Coal executive Bob Murray clashed Monday with federal energy regulators at a Lexington, Kentucky, energy forum over what Murray called a failure by the Federal Energy Regulatory Commission to sufficiently support the struggling coal industry.
“The word that I’ve been using to describe FERC is feckless,” Murray told the audience, including FERC Chairman Neil Chatterjee.
Murray wanted FERC, which regulates the wholesale transmission of energy, to enact a Trump Administration proposal that would have subsidized coal-fired power plants and helped keep them competitive with cheaper natural gas. Murray Energy and other coal companies argues that without enough coal in the nation’s fuel mix the electric grid could become unreliable, posing a risk to national security.
“What natural gas is available, you know, it comes in a finite pipe,” Murray said. “People forget that too, that these gas wells aren’t going to last. This glut of gas is not going to last.”
The proposal was widely criticized and FERC rejected the idea last year. Murray and other coal industry actors viewed that as a failure by FERC to prioritize the resiliency of the power grid to threats from extreme weather events.
Chatterjee personally invited Murray to speak, knowing that he would be harshly critical. “He was obviously sharply critical of the commission and the decision we made,” Chatterjee said. “And that’s precisely what I hoped to achieve by inviting him here: to start the dialogue.”
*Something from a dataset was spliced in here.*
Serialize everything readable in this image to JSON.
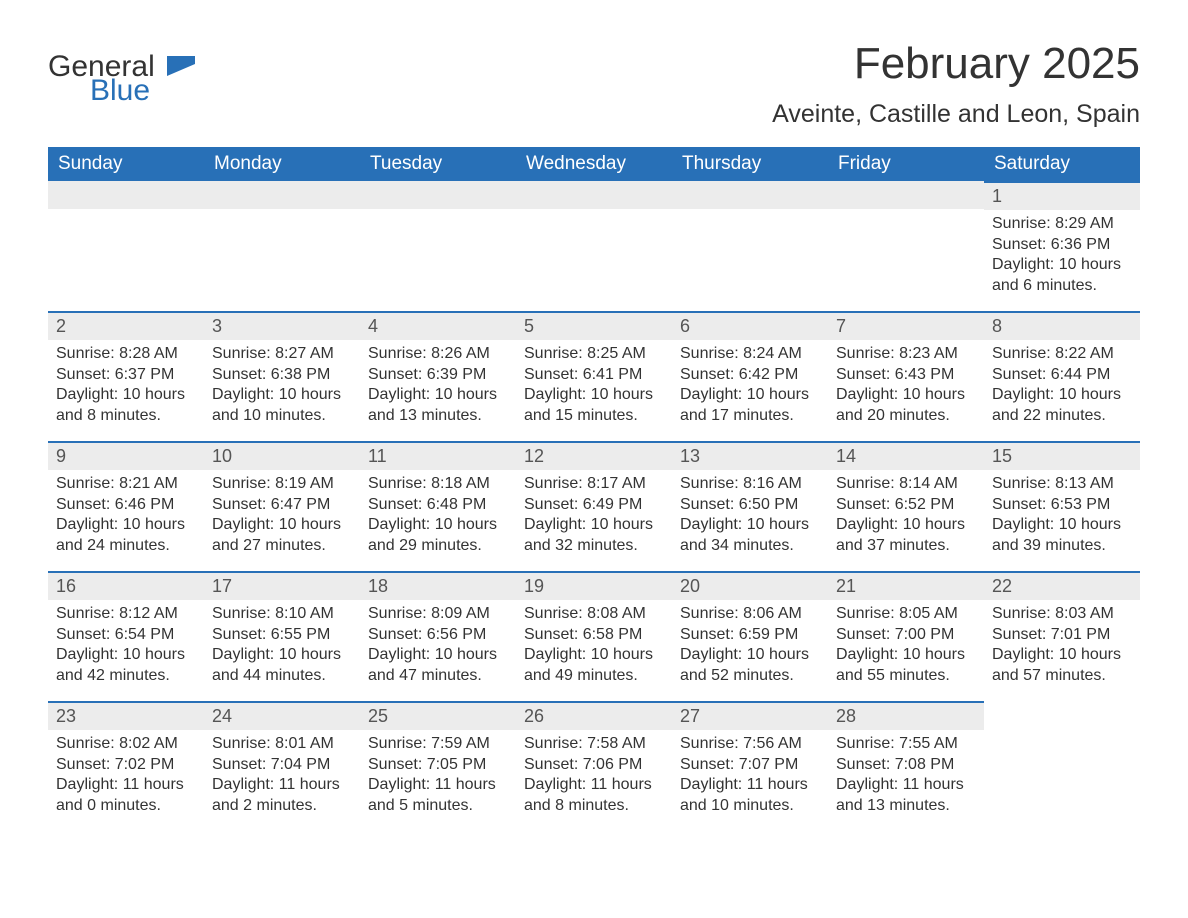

FERC and the University of Kentucky Center for Applied Energy Research hosted the event, which Chatterjee called a frank discussion away from the politics of Washington, D.C. Attendees included executives from fossil fuel, nuclear and renewable energy industries, and regulatory agencies from states across the country. They discussed the future of America’s energy mix, “all of the above” strategies and more aggressive action to address climate change, such as the Green New Deal proposal.
Other coal industry leaders had prominent roles. Alliance Research Partners CEO Joe Craft sat at Chatterjee’s left hand during a buffet-style lunch, and former Peabody Energy executive Fred Palmer took center stage in a panel about retraining displaced coal sector workers.
The coal industry has struggled in recent years as a mix of efficiency, renewable energy and especially natural gas from fracking have made coal less competitive. Major bankruptcies have shaken the industry, and Bob Murray’s company could be next. Murray Energy has been in the news lately for mounting financial problems, and industry observers anticipate a bankruptcy announcement. Murray Energy is based in Ohio and the company claims to be the country’s largest underground mine company, with about 6,000 employees.